I fell asleep on the sofa and woke to find him standing in the doorway as though he’d been there all the time. He wore the same clothes, but his face was darkly unshaven and he carried an old sports bag with a broken zip, from which bits of clothing protruded.
‘I’m off then,’ he said dully.
‘Where to?’
‘Nozz has got a spare mattress.’
‘Ben—’ I got up stiffly, scraping my fingers through my hair – ‘Ben, please don’t go – please.’
‘You just don’t get it, do you Mum?’ His voice was no more than a whisper.

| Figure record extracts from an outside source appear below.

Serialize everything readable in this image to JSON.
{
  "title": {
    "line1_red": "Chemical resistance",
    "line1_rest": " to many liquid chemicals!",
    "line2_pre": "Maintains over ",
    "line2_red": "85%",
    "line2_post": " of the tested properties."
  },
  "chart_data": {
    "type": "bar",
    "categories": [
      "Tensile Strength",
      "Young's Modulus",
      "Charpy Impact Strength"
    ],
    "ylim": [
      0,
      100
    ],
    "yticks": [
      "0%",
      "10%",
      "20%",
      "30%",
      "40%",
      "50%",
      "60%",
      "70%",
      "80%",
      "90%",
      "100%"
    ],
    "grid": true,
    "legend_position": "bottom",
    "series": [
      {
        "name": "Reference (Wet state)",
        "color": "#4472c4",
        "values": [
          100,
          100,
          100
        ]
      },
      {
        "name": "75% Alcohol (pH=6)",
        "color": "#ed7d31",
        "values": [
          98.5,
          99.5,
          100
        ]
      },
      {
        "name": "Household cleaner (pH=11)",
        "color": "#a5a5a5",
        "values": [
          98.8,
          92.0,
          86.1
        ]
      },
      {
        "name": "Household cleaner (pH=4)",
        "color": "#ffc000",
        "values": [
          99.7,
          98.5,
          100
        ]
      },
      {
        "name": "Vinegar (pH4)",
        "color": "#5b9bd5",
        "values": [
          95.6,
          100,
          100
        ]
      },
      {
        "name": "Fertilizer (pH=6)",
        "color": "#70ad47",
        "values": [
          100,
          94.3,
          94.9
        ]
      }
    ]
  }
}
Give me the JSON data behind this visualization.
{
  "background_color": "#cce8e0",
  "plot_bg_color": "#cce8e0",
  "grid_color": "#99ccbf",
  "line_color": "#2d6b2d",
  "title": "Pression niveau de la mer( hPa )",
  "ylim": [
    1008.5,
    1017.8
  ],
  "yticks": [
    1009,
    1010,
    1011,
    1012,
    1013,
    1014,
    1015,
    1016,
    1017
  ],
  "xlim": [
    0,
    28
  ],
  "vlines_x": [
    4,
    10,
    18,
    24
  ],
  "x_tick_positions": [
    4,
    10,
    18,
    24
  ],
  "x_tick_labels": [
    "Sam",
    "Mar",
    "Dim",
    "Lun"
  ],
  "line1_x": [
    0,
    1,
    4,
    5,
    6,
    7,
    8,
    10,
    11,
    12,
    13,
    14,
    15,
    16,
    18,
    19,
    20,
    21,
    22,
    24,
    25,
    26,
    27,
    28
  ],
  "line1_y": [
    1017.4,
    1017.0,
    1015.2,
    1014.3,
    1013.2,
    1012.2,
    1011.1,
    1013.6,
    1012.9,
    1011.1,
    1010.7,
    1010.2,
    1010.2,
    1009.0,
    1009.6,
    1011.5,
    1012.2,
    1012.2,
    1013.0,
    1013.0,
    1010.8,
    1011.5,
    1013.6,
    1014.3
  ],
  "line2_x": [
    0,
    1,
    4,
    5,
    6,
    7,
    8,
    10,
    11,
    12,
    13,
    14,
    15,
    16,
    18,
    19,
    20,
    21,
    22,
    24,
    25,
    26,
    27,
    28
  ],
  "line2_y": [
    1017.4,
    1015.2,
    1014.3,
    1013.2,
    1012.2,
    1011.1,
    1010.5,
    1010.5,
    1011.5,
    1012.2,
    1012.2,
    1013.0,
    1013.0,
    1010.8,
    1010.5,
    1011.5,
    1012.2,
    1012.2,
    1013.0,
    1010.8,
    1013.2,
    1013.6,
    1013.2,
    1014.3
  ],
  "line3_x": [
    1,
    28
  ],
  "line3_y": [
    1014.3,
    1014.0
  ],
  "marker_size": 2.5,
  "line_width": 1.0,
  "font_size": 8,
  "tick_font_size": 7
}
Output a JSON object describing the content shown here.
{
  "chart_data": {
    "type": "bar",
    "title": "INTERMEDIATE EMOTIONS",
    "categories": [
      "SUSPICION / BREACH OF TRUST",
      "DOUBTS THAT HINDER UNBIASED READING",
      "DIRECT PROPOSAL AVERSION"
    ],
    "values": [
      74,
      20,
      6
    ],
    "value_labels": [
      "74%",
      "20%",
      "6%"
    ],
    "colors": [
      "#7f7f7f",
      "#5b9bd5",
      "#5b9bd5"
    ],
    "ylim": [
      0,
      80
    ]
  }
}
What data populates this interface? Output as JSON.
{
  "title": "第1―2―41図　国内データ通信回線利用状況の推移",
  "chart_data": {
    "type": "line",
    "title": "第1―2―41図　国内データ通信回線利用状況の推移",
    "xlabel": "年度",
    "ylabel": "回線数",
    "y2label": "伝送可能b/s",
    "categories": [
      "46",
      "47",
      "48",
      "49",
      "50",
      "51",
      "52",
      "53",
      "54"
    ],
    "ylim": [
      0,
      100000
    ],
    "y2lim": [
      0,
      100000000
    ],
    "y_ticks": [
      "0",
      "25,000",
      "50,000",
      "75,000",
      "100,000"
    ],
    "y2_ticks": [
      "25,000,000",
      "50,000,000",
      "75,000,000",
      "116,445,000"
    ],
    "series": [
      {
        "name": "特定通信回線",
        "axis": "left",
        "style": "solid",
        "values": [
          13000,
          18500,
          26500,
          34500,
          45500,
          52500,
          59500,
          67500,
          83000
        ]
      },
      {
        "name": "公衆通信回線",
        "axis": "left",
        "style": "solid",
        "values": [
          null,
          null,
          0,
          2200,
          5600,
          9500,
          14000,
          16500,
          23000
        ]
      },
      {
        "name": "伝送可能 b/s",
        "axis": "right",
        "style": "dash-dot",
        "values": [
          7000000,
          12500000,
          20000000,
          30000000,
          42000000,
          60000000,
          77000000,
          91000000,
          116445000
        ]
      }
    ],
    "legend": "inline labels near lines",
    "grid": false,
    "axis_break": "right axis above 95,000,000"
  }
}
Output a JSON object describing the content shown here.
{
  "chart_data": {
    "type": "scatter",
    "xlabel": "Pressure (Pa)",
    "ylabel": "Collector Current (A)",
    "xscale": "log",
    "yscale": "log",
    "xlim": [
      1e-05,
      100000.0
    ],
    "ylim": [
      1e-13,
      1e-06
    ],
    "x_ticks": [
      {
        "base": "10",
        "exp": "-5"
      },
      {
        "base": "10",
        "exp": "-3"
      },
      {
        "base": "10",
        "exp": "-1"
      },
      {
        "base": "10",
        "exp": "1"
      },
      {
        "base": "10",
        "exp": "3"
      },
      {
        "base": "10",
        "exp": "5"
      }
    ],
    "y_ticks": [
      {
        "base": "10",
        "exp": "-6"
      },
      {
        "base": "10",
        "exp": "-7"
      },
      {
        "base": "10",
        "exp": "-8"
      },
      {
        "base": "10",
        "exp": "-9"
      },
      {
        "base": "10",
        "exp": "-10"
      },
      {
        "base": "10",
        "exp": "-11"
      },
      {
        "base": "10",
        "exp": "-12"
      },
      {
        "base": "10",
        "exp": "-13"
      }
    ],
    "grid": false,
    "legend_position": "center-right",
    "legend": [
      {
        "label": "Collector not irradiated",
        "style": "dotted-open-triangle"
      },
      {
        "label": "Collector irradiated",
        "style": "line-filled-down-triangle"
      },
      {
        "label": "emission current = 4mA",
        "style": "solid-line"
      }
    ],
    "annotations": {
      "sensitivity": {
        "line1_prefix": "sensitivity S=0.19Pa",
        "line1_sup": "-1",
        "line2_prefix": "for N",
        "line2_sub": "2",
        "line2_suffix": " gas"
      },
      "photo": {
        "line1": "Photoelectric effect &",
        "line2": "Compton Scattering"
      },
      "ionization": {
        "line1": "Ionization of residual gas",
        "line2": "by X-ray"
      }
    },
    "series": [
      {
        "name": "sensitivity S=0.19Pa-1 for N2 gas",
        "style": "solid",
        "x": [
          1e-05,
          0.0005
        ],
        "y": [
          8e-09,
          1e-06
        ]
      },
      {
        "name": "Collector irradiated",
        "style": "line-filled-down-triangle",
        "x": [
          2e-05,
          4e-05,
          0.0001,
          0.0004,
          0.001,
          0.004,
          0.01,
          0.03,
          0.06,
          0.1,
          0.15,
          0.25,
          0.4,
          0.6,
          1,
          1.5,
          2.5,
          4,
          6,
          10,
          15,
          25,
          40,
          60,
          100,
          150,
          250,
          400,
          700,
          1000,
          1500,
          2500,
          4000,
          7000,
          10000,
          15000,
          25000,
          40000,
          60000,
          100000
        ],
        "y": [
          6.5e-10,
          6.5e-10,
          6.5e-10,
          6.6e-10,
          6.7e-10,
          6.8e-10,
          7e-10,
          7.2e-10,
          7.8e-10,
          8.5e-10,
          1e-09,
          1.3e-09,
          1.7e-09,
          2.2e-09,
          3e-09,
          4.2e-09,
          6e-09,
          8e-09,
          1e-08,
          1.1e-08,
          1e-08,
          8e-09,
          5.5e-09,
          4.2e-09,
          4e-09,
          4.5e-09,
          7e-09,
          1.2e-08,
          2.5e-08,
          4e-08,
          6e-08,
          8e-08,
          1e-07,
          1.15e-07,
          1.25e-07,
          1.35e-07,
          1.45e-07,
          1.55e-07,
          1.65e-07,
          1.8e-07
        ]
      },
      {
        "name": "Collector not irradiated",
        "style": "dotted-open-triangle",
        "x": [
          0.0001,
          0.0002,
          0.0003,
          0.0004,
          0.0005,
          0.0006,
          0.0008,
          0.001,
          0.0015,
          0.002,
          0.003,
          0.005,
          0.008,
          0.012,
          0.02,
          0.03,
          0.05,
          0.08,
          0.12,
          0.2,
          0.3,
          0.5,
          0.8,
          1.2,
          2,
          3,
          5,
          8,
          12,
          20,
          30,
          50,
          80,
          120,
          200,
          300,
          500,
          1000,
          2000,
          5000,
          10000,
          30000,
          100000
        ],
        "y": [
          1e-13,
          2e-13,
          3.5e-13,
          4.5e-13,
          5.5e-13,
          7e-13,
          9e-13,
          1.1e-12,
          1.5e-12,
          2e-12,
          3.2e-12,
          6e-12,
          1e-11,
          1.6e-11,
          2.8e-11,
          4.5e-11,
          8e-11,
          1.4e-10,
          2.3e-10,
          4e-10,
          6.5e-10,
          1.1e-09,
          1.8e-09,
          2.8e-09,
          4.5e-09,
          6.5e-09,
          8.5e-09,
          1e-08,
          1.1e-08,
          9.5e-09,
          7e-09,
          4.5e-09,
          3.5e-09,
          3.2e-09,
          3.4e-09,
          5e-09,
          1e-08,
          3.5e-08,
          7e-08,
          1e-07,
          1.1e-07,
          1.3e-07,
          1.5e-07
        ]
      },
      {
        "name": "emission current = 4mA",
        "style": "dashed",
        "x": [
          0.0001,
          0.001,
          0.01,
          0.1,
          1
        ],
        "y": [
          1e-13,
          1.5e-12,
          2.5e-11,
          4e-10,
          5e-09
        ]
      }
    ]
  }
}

I wanted to hug him, to implore him to stay, but the bad stuff was beginning to seep like black ink into my system.
‘No Ben, you don’t get it. If you don’t understand why I was so upset, why I was so devastated, then I can’t explain it to you.’
‘Oh, but I do understand.’ He patted my arm lightly – it was worse than nothing. ‘That’s the trouble. I know where you’re coming from the minute you walk into the room. We’ve been around each other for too long.’